The clean-ups are so well attended she thinks she went over the limit of 40 attendees by four or five. The volunteers go in for free to clean up the beach. The first clean-up resulted in 195 pounds of debris. The volunteers picked up anything that doesn’t belong in nature.
“It was always from 9-11 a.m.,” she says. “We would go around the beach and park and come back at 11. We always do them at Bill Baggs but we are also trying to do them at other places like Virginia Key.”
Information is posted on Instagram, flyers are put out and a sign-up sheet is posted.
“We’ve always gotten at least 30 people coming,” she says. “There are one or two people that are regular visitors. Most of the time they are new people, and they are super pumped to clean the beach.”

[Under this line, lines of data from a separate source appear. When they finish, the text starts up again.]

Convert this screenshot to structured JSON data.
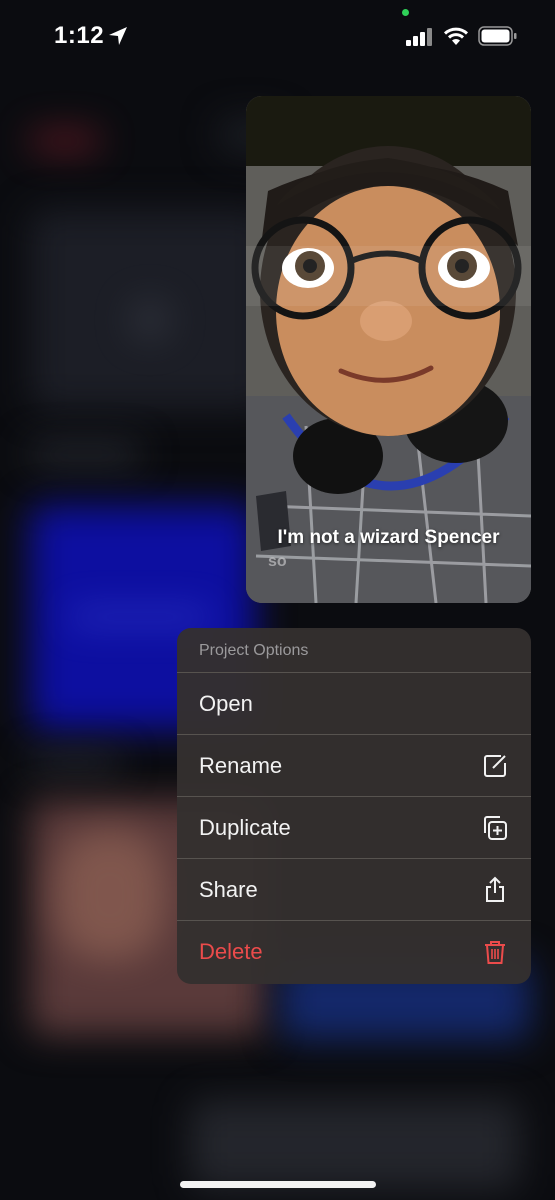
{
  "status_bar": {
    "time": "1:12",
    "location_icon": "location-arrow-icon",
    "signal_icon": "cellular-signal-icon",
    "wifi_icon": "wifi-icon",
    "battery_icon": "battery-icon",
    "privacy_dot_color": "#2fd158"
  },
  "preview": {
    "caption": "I'm not a wizard Spencer",
    "caption_sub": "so"
  },
  "context_menu": {
    "header": "Project Options",
    "items": [
      {
        "label": "Open",
        "icon": null
      },
      {
        "label": "Rename",
        "icon": "compose-icon"
      },
      {
        "label": "Duplicate",
        "icon": "duplicate-plus-icon"
      },
      {
        "label": "Share",
        "icon": "share-icon"
      },
      {
        "label": "Delete",
        "icon": "trash-icon",
        "color": "#eb4b4b"
      }
    ]
  }
}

She says she started the organization because she noticed there were so many environmental organizations and accounts but they were focused on only one specific activity, like clean-ups, planting a tree, etc.
“I wanted to create an easily accessible hub containing all sorts of environmentally-related volunteering events and infographics.”

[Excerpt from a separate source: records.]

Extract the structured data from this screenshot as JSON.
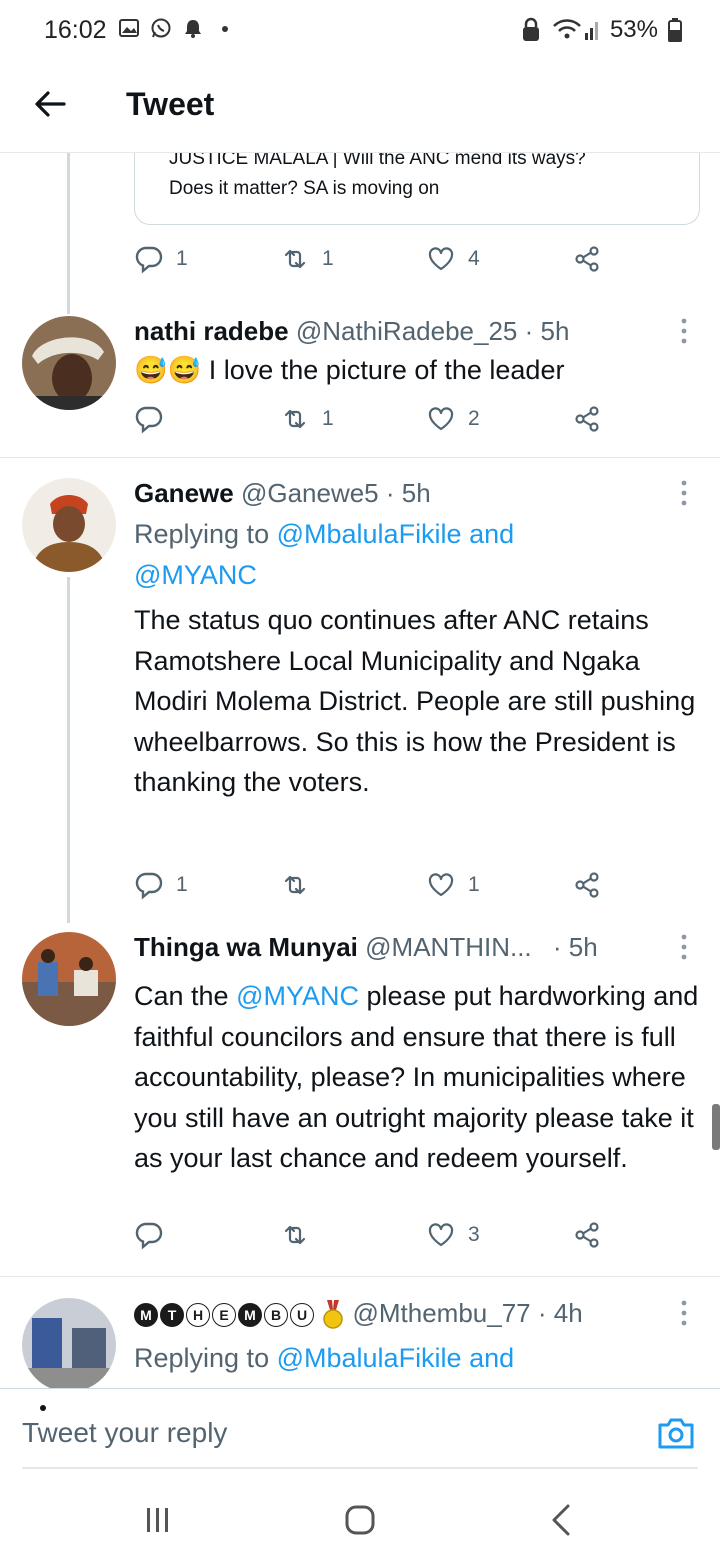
{
  "status_bar": {
    "time": "16:02",
    "battery": "53%"
  },
  "header": {
    "title": "Tweet"
  },
  "quoted_card": {
    "line1": "JUSTICE MALALA | Will the ANC mend its ways?",
    "line2": "Does it matter? SA is moving on"
  },
  "main_actions": {
    "replies": "1",
    "retweets": "1",
    "likes": "4"
  },
  "tweets": [
    {
      "name": "nathi radebe",
      "handle": "@NathiRadebe_25",
      "time": "· 5h",
      "text": "😅😅 I love the picture of the leader",
      "replies": "",
      "retweets": "1",
      "likes": "2"
    },
    {
      "name": "Ganewe",
      "handle": "@Ganewe5",
      "time": "· 5h",
      "replying_prefix": "Replying to",
      "replying_to": "@MbalulaFikile and @MYANC",
      "text": "The status quo continues after ANC retains Ramotshere Local Municipality and Ngaka Modiri Molema District. People are still pushing wheelbarrows. So this is how the President is thanking the voters.",
      "replies": "1",
      "retweets": "",
      "likes": "1"
    },
    {
      "name": "Thinga wa Munyai",
      "handle": "@MANTHIN...",
      "time": "· 5h",
      "text_before": "Can the",
      "mention": "@MYANC",
      "text_after": "please put hardworking and faithful councilors and ensure that there is full accountability, please? In municipalities where you still have an outright majority please take it as your last chance and redeem yourself.",
      "replies": "",
      "retweets": "",
      "likes": "3"
    },
    {
      "name_letters": [
        "M",
        "T",
        "H",
        "E",
        "M",
        "B",
        "U"
      ],
      "handle": "@Mthembu_77",
      "time": "· 4h",
      "replying_prefix": "Replying to",
      "replying_to": "@MbalulaFikile and @MYANC"
    }
  ],
  "reply_bar": {
    "placeholder": "Tweet your reply"
  },
  "icons": {
    "reply": "reply-icon",
    "retweet": "retweet-icon",
    "like": "heart-icon",
    "share": "share-icon"
  },
  "colors": {
    "link": "#1d9bf0",
    "muted": "#536471",
    "text": "#0f1419"
  }
}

Collazo has also hosted an eco-friendly donation drive for Lotus House.
“We make an Amazon Wish List,” she says. “We look for items like bamboo towels that are eco-friendly. We look for the label Climate Pledge Friendly.”
The items are sent directly to Lotus House. She promoted the fundraiser on Instagram and will include Palmetto’s Key Club once club activities get going. She is the Key Club assistant webmaster.

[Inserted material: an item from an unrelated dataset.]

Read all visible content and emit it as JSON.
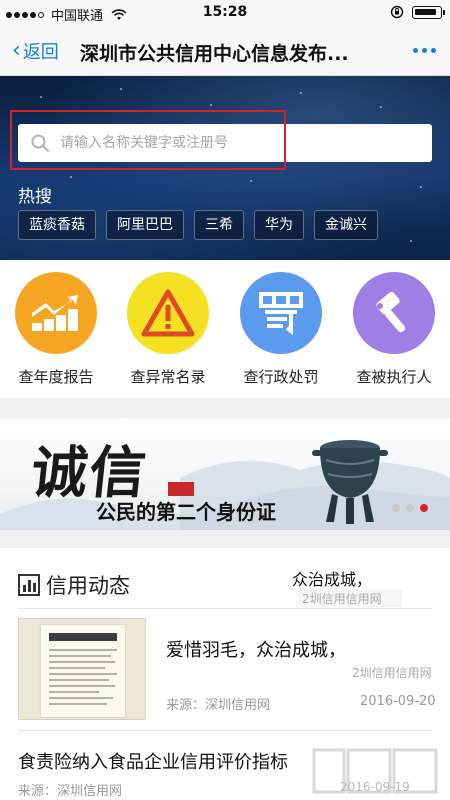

She became aware of environmental concerns because her biology teacher talked about them often. Since then, she’s not only started the non-profit, she’s also become a CLEO Climate Action Lab Leader and a Certified Climate Speaker for the Climate Leadership Information Program (CLIP), and took an environmental, dual-enrollment class in the summer at Miami-Dade.
At school, Collazo is a member of the Biology Club, the Italian National Honors Society, Amnesty International, Psi Alpha Honor Society (psychology club), Interact Club, the National Art Honors Society, the Palmetto Women’s Union, the Science National Honors Society, and the Palmetto Animal Welfare Society – PAWS.
For fun, Collazo paints, using oil or acrylic on canvas. She took Advanced Placement Art History last year and loved the class. She also watches Bob Ross painting videos.
Collazo is thinking of majoring in Environmental and Interior Design or pursuing psychiatry.
“I am passionate about the environment and art, so I think Environmental and Interior Design could really fit into those two interests of mine,” she says. “But I’m also very interested in researching how psychedelics affect the mind which fits into psychiatry.”
Collazo is participating in Posse and is a semi-finalist. The schools from Posse she’s interested in are Syracuse University, Pomona College, and Franklin & Marshall College.
Apart from Posse, Collazo’s interested in applying to Tufts University, the University of Miami, the University of South Florida, and the University of Florida.